My friend shared the picture of you, Angie Valeria, and your father, Óscar Alberto Martínez Ramírez, in death’s embrace on the banks of the Rio Grande on Facebook. With it, he asked me, and others who read his post, to look at it again and again and again to break through our complacency.
With those words, my heart was slayed, and I looked again.
I saw your picture a couple of times before that. My heart was tepid at best. I didn’t want to enter into yet another controversy between our government and the citizens of the world.
I am sorry to admit it, but I’m tired. I am worn out by the partisanship, the baiting, the hating, the lying, and the misinformation. I didn’t want to dive into this news because I knew I would need to read deeply to get to the truth.
Then, I thought, no, I don’t need to do that before I come to the right conclusion. Of course there are nuances to be understood and compromises needed to be made in this border crisis.
However, while I study those issues, there are some things I can believe in and take action on now because the issue is really simple. We are talking about how to treat another human being, and in your particular case, how to treat a child.
There is a verse in the Bible that says, “Mine eye affecteth my heart” (Lamentations 3:51, KJV).

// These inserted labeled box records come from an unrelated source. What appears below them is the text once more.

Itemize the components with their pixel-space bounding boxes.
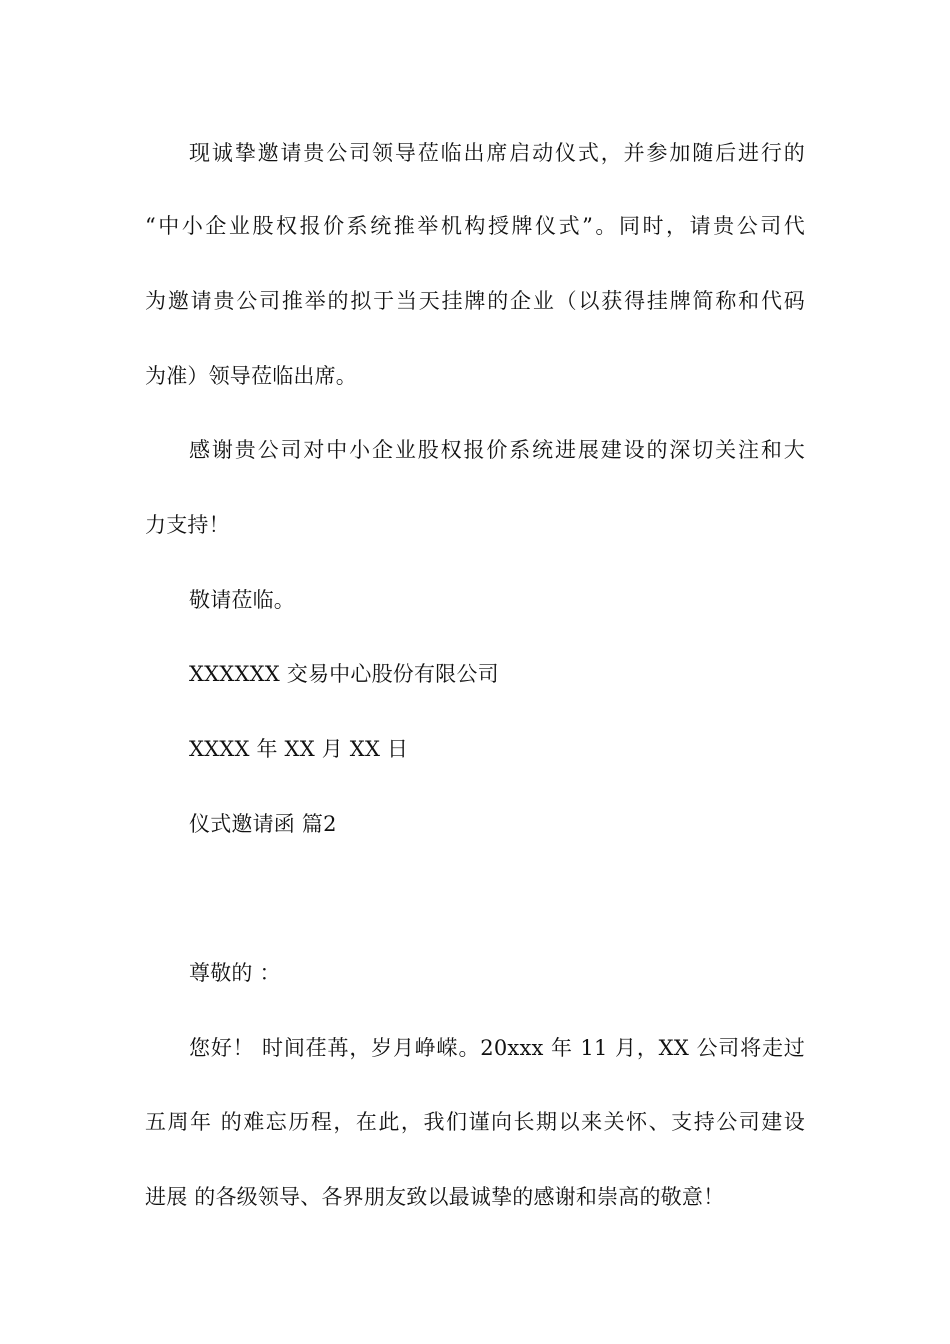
paragraph-invitation-line-1: 现诚挚邀请贵公司领导莅临出席启动仪式，并参加随后进行的 xyxy=(189,141,805,165)
salutation: 尊敬的 ： xyxy=(189,961,281,985)
signature-date: XXXX 年 XX 月 XX 日 xyxy=(189,737,409,761)
signature-company: XXXXXX 交易中心股份有限公司 xyxy=(189,662,499,686)
letter-line-3: 进展 的各级领导、各界朋友致以最诚挚的感谢和崇高的敬意！ xyxy=(145,1185,725,1209)
letter-line-1: 您好！ 时间荏苒，岁月峥嵘。20xxx 年 11 月，XX 公司将走过 xyxy=(189,1036,805,1060)
paragraph-invitation-line-4: 为准）领导莅临出席。 xyxy=(145,364,357,388)
letter-line-2: 五周年 的难忘历程，在此，我们谨向长期以来关怀、支持公司建设 xyxy=(145,1110,805,1134)
section-title: 仪式邀请函 篇2 xyxy=(189,812,337,836)
paragraph-invitation-line-2: “中小企业股权报价系统推举机构授牌仪式”。同时，请贵公司代 xyxy=(145,214,805,238)
paragraph-thanks-line-2: 力支持！ xyxy=(145,513,230,537)
closing-phrase: 敬请莅临。 xyxy=(189,588,295,612)
paragraph-invitation-line-3: 为邀请贵公司推举的拟于当天挂牌的企业（以获得挂牌简称和代码 xyxy=(145,289,805,313)
paragraph-thanks-line-1: 感谢贵公司对中小企业股权报价系统进展建设的深切关注和大 xyxy=(189,438,805,462)
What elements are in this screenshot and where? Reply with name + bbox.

That’s the way I have memorized that passage, but in today’s English, the one you were learning in your father’s dreams, it says, “My eyes bring suffering to my soul” (NKJV).
Seeing your picture, with your precious body in the folds of your father’s shirt, with your arm draped around his neck as if to tell us this is where you held him in your last moments, has deeply affected my heart. It has made me want to do better for those who are at our borders now, as well as those who will be coming.
Our country is very large. Surely we have enough land to share with others who are desperate enough to make a dangerous crossing, like the one you and your father didn’t survive.
We are a nation that is extraordinarily prosperous. Surely many of us, including corporations, can dig into our pocketbooks to lend a helping hand, especially in ways our government has been too slow in resolving.
We are a nation of problem solvers and achievers. Surely we can work harder with more compassion to help families like your own achieve their dreams whether it be in our country or their own.
I receive emails from World Relief, a Christian organization deeply committed to helping refugees, people like your family, who are desperate for a better life than they could achieve in their native countries due to violence, poverty, and a whole host of issues that we—who are born in America, with its opportunities on every corner—can’t even begin to imagine.
In an email in response to your picture and other headlines about the treatment of children at our border, World Relief urged Americans to take a good, hard look at what’s going on. They included this prayer, “Dear God, give us the courage to not look away.”
How did they know this was the prayer I needed to open my eyes and really begin to take action?
Granted, my action is paltry in light of others’ works, but this isn’t about me. It’s about you and others like you and asking myself, is there something I can do?
Dear one, yes, there is. I’m just sorry it took me so long to see you and respond.
Know this, your story has given me courage, and in your memory, the first thing I promise to do is not look away.